Did you ever question the inequality of Abbott’s paid parental leave
scheme? Did you ever consider what would be lost if the mining tax was
repealed? Was government debt really a problem in Australia?



And even if Abbott’s agenda was relatively limited, couldn’t you have
probed a bit deeper into his political agenda? He laid it out for you
in Battlelines. Small government, trickle-down economics, culture wars and social conservatism. It was all there for you.

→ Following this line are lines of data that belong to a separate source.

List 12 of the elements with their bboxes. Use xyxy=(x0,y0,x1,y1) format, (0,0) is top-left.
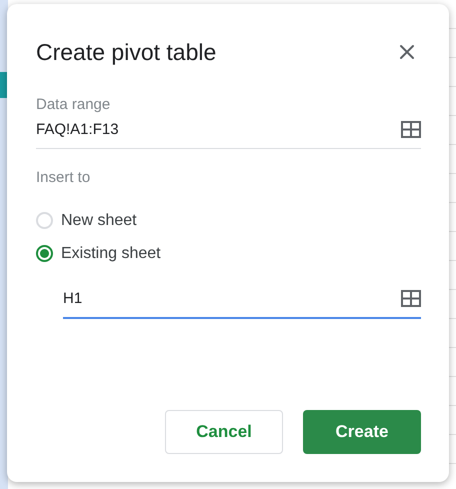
create-button[interactable]: Create xyxy=(303,410,421,454)
radio-button[interactable] xyxy=(36,245,53,262)
range-field[interactable]: FAQ!A1:F13 xyxy=(36,113,421,149)
grid-icon[interactable] xyxy=(401,290,421,307)
section-label: Insert to xyxy=(36,169,92,186)
grid-icon[interactable] xyxy=(401,121,421,138)
dialog-title: Create pivot table xyxy=(36,38,216,66)
location-field[interactable]: H1 xyxy=(63,282,421,319)
radio-label: Existing sheet xyxy=(61,244,161,262)
field-label: Data range xyxy=(36,96,112,113)
cancel-button[interactable]: Cancel xyxy=(165,410,283,454)
radio-label: New sheet xyxy=(61,212,137,230)
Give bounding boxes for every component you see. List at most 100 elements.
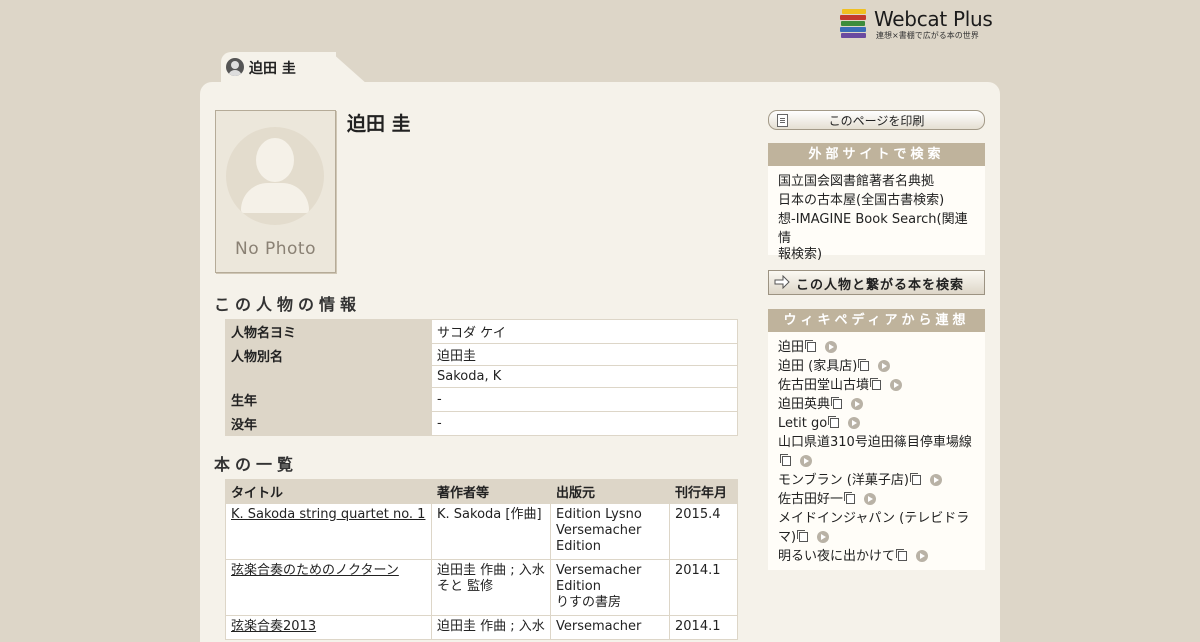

Maybe a bit more work from journalists on sites like The Drum
wouldn’t have made any difference, given the torrent of anti-Labor venom
pouring out of the Murdoch press. Maybe the disunity and policy
mis-steps of the Labor government would have led to an election loss
anyway. But what I find hard to understand is the wilful denigration of
Labor’s achievements, a perversion of the narrative if ever there was
one.



While I’m on the subject, please don’t go on making the same mistake
over and over again. Apparently, according to Green, Labor still can’t
do anything right. Bill Shorten is ‘carping’ in opposing not just the
destruction of Labor’s achievements but also the demolition of Medicare,
cuts to funding for health and education, the farce of Direct Action
etc etc. And for Cassidy, ‘Malcolm Turnbull is immune; above it all’.
Really Barrie? He’s voted for every piece of the Liberal agenda so far.
How about you start reporting facts not fantasy?